Create a Board Game with Math (another great use of Foam Core and worth the investment)
Math & Building* Order or pick up foam core, hot glue gun and an exacto knife. These will come in handy for many future projects, so definitely worth the $25 investment!
Ask your child to build their dream home.
Now… use a ruler to make things to scale. They will have to measure your toilet for instance and then cut out a toilet that is to scale. For instance 1/4” equals 1 foot.
If you have Legos around this can become a great long term project.
Math & Scale
Ask your child to research what animals they love.
Use painters tape measure out how big these animals can get. For instance below, you might be surprised that the largest rabbit on earth has 2 foot ears!
MATH & MUSIC:
Put on a song loud.
Ask them to clap to the beat. Then tap a pencil to the beat. Then stomp a foot to the beat.
All this is hard, but illustrates how important counting is!
Use what is on your property to do math. Here is an example of using pavers. Add a number to each paver and ask them to add the entire row of pavers (this one was 22 pavers long and the end number was 158). This is very consuming for children as they very much want to get to the end!*
You can use these pavers for skip counting: by 2s, 3s and 5s.
Use money whenever possible for challenges. Ask them to fill the basket with $3.46 or 127 pennies or $8.00 worth of quarters.*
Lego can become more enriched learning. Ask them to count each piece of Lego in each bag… then divide it by 2 (or 4 or 7). See if the total number of Lego ends up matching the number on the box. Ask them to write a story about their finished Lego product and illustrate it. You can even send it off to the President of Lego.*
Money (see image)
For Little and Big Ones
Counting: Spend a whole day on counting.
Make them a special counting book.
Tell them the story of why things are counted: it all started when we moved from being hunters and gatherers to being agricultural humans.
Ask them to count things in your home, but they have to count them twice!
Even for big kids this will illustrate the importance of groups, sets and getting things right!
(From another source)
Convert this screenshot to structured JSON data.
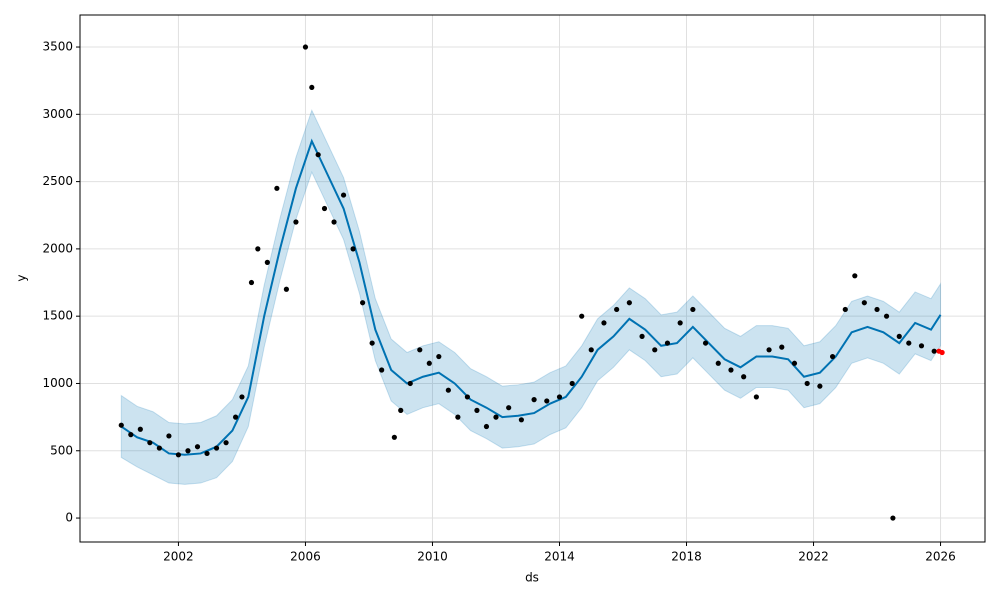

Go for a walk together. How far away is 100 steps? 1000 steps? How many feet make a meter? How far away are things like your mailbox, your street, your house or your driveway? Make signs showing these distances. Can you also measure them or covert them into centimeters or fractions of miles?*
Put a new box of sorting objects out every day (for Littles). Fill it with things they can match and categorize: buttons, cloth strips, bolts, crayons, etc. They will be very excited to “find” this box every morning.